Short Answer — Model Answers
Q1 (4 marks): Convention: forward = positive. SUVAT: $u = 0$, $a = 1.5$ m/s², $t = 8.0$ s.
(a) $v = u + at = 0 + (1.5)(8.0) = 12$ m/s (forward).
(b) $s = ut + \tfrac{1}{2}at^2 = 0 + \tfrac{1}{2}(1.5)(8.0)^2 = 0.5 \times 1.5 \times 64 = 48$ m.
(1 mark convention + SUVAT list; 1 mark correct equation/working in (a); 1 mark $v = 12$ m/s with unit; 1 mark $s = 48$ m with unit.)
Q2 (5 marks): The aircraft's velocity (north) and the wind (east) are perpendicular.
(a) Magnitude $= \sqrt{180^2 + 48^2} = \sqrt{32400 + 2304} = \sqrt{34704} \approx 186$ km/h.
(b) Direction $\theta = \tan^{-1}\!\left(\dfrac{48}{180}\right) = \tan^{-1}(0.267) \approx 15^\circ$ east of north.
(c) The ground speed is not $180 + 48 = 228$ km/h because the two velocities are perpendicular, not along the same line; only collinear vectors add as plain numbers. Perpendicular vectors must be combined by Pythagoras, giving a resultant smaller than the arithmetic sum.
(1 mark recognising perpendicular vectors; 1 mark Pythagoras set-up; 1 mark magnitude ≈ 186 km/h; 1 mark direction ≈ 15° E of N; 1 mark valid explanation in (c).)
Q3 (4 marks): Verify the time with $s = ut + \tfrac{1}{2}at^2$: $45 = 0 + \tfrac{1}{2}(9.8)t^2 = 4.9t^2 \Rightarrow t^2 = 9.18 \Rightarrow t = 3.03 \approx 3.0$ s, so the student's time is essentially correct.

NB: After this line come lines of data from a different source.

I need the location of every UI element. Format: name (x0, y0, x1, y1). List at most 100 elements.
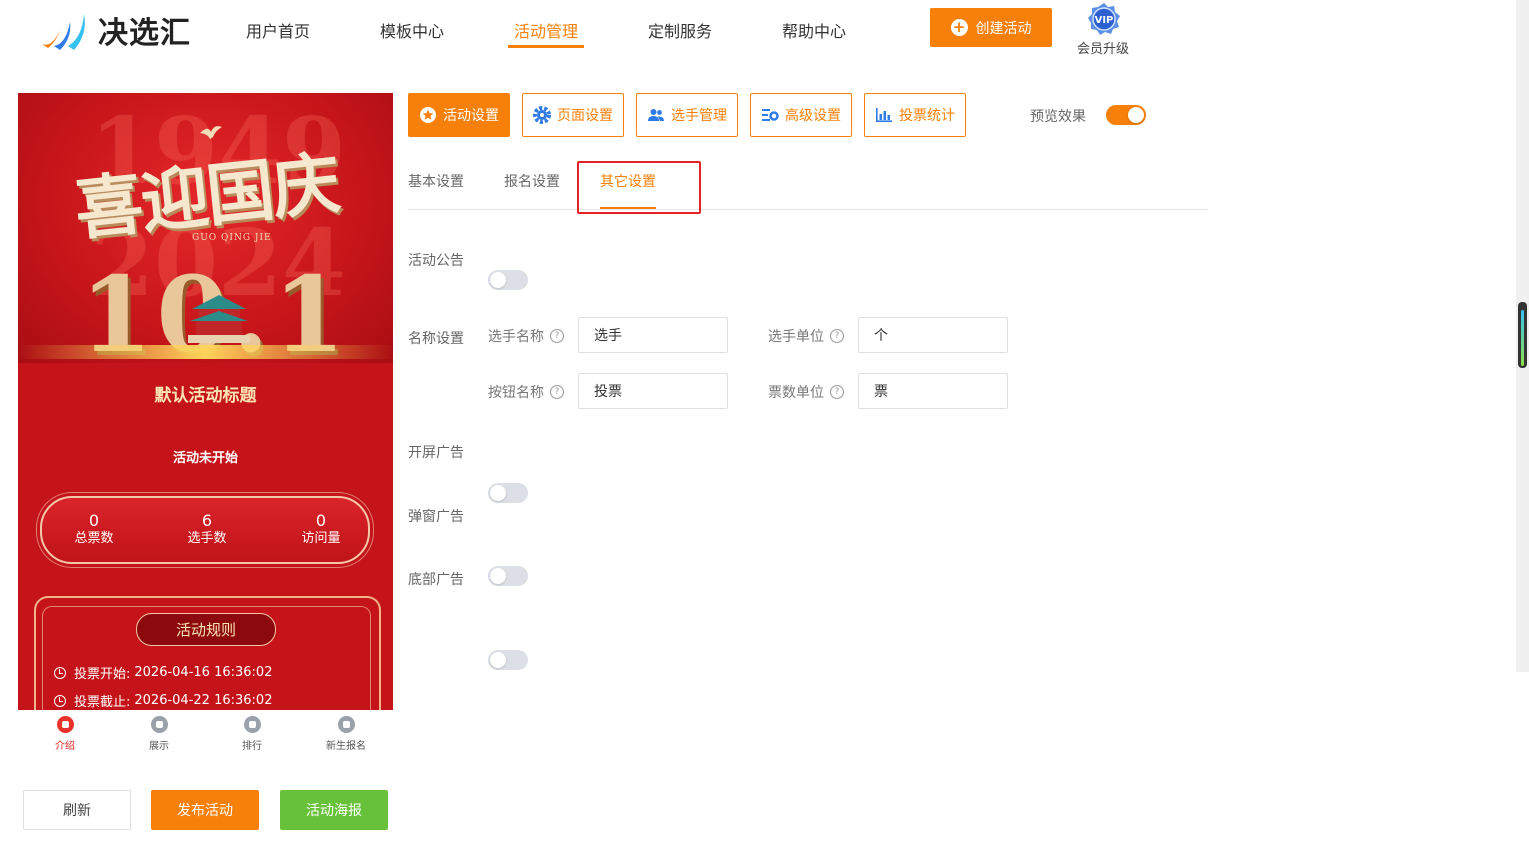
vip-upgrade-label[interactable]: 会员升级 (1077, 38, 1129, 57)
tabbar-label: 展示 (149, 741, 169, 752)
refresh-button[interactable]: 刷新 (23, 790, 131, 830)
tabbar-ranking[interactable]: 排行 (222, 716, 282, 752)
activity-status: 活动未开始 (172, 451, 238, 466)
help-icon[interactable]: ? (830, 329, 844, 343)
star-icon (420, 107, 436, 123)
vote-statistics-button[interactable]: 投票统计 (864, 93, 966, 137)
advanced-settings-button[interactable]: 高级设置 (750, 93, 852, 137)
vote-unit-label-text: 票数单位 (768, 385, 824, 401)
display-icon (150, 716, 168, 733)
vip-badge-icon[interactable]: VIP (1087, 2, 1121, 36)
stat-label: 总票数 (74, 531, 114, 546)
stat-player-count: 6 选手数 (157, 512, 257, 548)
subtab-basic-settings[interactable]: 基本设置 (408, 171, 464, 191)
tabbar-display[interactable]: 展示 (129, 716, 189, 752)
stat-total-votes: 0 总票数 (44, 512, 144, 548)
intro-icon (56, 716, 74, 733)
ranking-icon (243, 716, 261, 733)
activity-poster-button[interactable]: 活动海报 (280, 790, 388, 830)
popup-ad-toggle[interactable] (488, 566, 528, 586)
help-icon[interactable]: ? (550, 329, 564, 343)
tabbar-intro[interactable]: 介绍 (35, 716, 95, 752)
tabbar-signup[interactable]: 新生报名 (316, 716, 376, 752)
announcement-label: 活动公告 (408, 253, 464, 269)
vote-start-line: 投票开始: 2026-04-16 16:36:02 (54, 663, 272, 682)
signup-icon (337, 716, 355, 733)
button-name-label-text: 按钮名称 (488, 385, 544, 401)
help-icon[interactable]: ? (550, 385, 564, 399)
stat-label: 访问量 (301, 531, 341, 546)
tabbar-label: 排行 (242, 741, 262, 752)
clock-icon (54, 694, 66, 707)
player-name-input[interactable]: 选手 (578, 317, 728, 353)
vote-end-line: 投票截止: 2026-04-22 16:36:02 (54, 691, 272, 710)
vote-unit-input[interactable]: 票 (858, 373, 1008, 409)
announcement-toggle[interactable] (488, 270, 528, 290)
nav-activity-management[interactable]: 活动管理 (514, 18, 578, 42)
hero-banner: 1949 2024 喜迎国庆 GUO QING JIE 10.1 (18, 93, 393, 376)
tool-label: 活动设置 (443, 108, 499, 124)
splash-ad-label: 开屏广告 (408, 445, 464, 461)
nav-active-underline (508, 45, 584, 48)
splash-ad-toggle[interactable] (488, 483, 528, 503)
vip-badge-text: VIP (1095, 15, 1114, 26)
tool-label: 页面设置 (557, 108, 613, 124)
nav-template-center[interactable]: 模板中心 (380, 18, 444, 42)
tabbar-label: 新生报名 (326, 741, 366, 752)
tool-label: 高级设置 (785, 108, 841, 124)
activity-rules-button[interactable]: 活动规则 (136, 613, 276, 646)
stat-visits: 0 访问量 (271, 512, 371, 548)
hero-subtitle: GUO QING JIE (192, 233, 272, 243)
mobile-preview: 1949 2024 喜迎国庆 GUO QING JIE 10.1 默认活动标题 … (18, 93, 393, 710)
stat-value: 6 (201, 511, 213, 530)
help-icon[interactable]: ? (830, 385, 844, 399)
preview-effect-toggle[interactable] (1106, 105, 1146, 125)
activity-settings-button[interactable]: 活动设置 (408, 93, 510, 137)
player-unit-label-text: 选手单位 (768, 329, 824, 345)
nav-custom-service[interactable]: 定制服务 (648, 18, 712, 42)
gear-icon (533, 106, 551, 124)
subtab-signup-settings[interactable]: 报名设置 (504, 171, 560, 191)
nav-help-center[interactable]: 帮助中心 (782, 18, 846, 42)
vote-start-time: 2026-04-16 16:36:02 (134, 665, 273, 680)
nav-user-home[interactable]: 用户首页 (246, 18, 310, 42)
vote-unit-field-label: 票数单位 ? (768, 382, 844, 402)
name-settings-label: 名称设置 (408, 331, 464, 347)
temple-icon (186, 289, 252, 349)
player-name-field-label: 选手名称 ? (488, 326, 564, 346)
player-unit-input[interactable]: 个 (858, 317, 1008, 353)
bottom-ad-label: 底部广告 (408, 572, 464, 588)
popup-ad-label: 弹窗广告 (408, 509, 464, 525)
logo[interactable]: 决选汇 (38, 8, 191, 52)
vote-end-label: 投票截止: (74, 695, 131, 710)
page-settings-button[interactable]: 页面设置 (522, 93, 624, 137)
stat-label: 选手数 (187, 531, 227, 546)
bar-chart-icon (876, 108, 892, 122)
publish-activity-button[interactable]: 发布活动 (151, 790, 259, 830)
player-unit-field-label: 选手单位 ? (768, 326, 844, 346)
sliders-icon (762, 109, 779, 121)
bottom-ad-toggle[interactable] (488, 650, 528, 670)
tool-label: 选手管理 (671, 108, 727, 124)
logo-text: 决选汇 (98, 16, 191, 51)
create-activity-button[interactable]: + 创建活动 (930, 8, 1052, 47)
vote-start-label: 投票开始: (74, 667, 131, 682)
stats-panel: 0 总票数 6 选手数 0 访问量 (40, 496, 370, 564)
stat-value: 0 (88, 511, 100, 530)
plus-icon: + (950, 19, 968, 36)
highlight-box (577, 161, 701, 214)
button-name-input[interactable]: 投票 (578, 373, 728, 409)
tabbar-label: 介绍 (55, 741, 75, 752)
tool-label: 投票统计 (899, 108, 955, 124)
hero-glow (18, 345, 393, 359)
preview-effect-label: 预览效果 (1030, 109, 1086, 125)
create-activity-label: 创建活动 (975, 20, 1032, 37)
activity-title: 默认活动标题 (154, 386, 257, 406)
button-name-field-label: 按钮名称 ? (488, 382, 564, 402)
player-management-button[interactable]: 选手管理 (636, 93, 738, 137)
subtab-divider (408, 209, 1208, 210)
users-icon (648, 109, 664, 121)
clock-icon (54, 666, 66, 679)
vote-end-time: 2026-04-22 16:36:02 (134, 693, 273, 708)
logo-mark-icon (38, 8, 92, 52)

The method ($v = u + at$) is also valid: $v = 0 + (9.8)(3.0) = 29.4$ m/s, or more precisely $v = 9.8 \times 3.03 = 29.7$ m/s. A cleaner, time-free route is $v^2 = u^2 + 2as = 0 + 2(9.8)(45) = 882 \Rightarrow v = 29.7$ m/s. So the student's result is valid to 2 significant figures ($\approx 30$ m/s) — the only refinement is that rounding $t$ to 3.0 s makes 29.4 m/s slightly low; the exact landing speed is about 29.7 m/s. (1 mark correct $t \approx 3.0$ s with working; 1 mark confirming the method is valid; 1 mark independent check via $v^2 = u^2 + 2as$; 1 mark evaluative conclusion noting the small rounding effect.)
Put the whole toolkit together. A drone launches from a regional clinic and flies east at 12 m/s relative to the air. A steady 5.0 m/s wind blows from the south (toward the north). (a) Find the drone's ground velocity (magnitude and direction). (b) If the clinic is 1.3 km due east of the drop point, will the drone arrive exactly on target flying this heading, or will the wind carry it off-line? Explain using your relative-motion reasoning, and suggest how the pilot should adjust the heading.
Back to today's hook: two students computed the same displacement, one writing 5 m and the other −5 m, both with "correct" maths — yet only one earns the mark. The difference is exam technique, not arithmetic. The student who declared a sign convention first can justify "−5 m means 5 m in the negative direction"; the other has an undefended number. That is the whole lesson in miniature: in Kinematics the plan (convention, vector-vs-scalar, equation choice) and the final-check routine (units, signs, direction, $g$, $u$ vs $v$) are where marks are won — the calculator is the easy part. You now have all seven lessons' tools and the strategy to deploy them under pressure.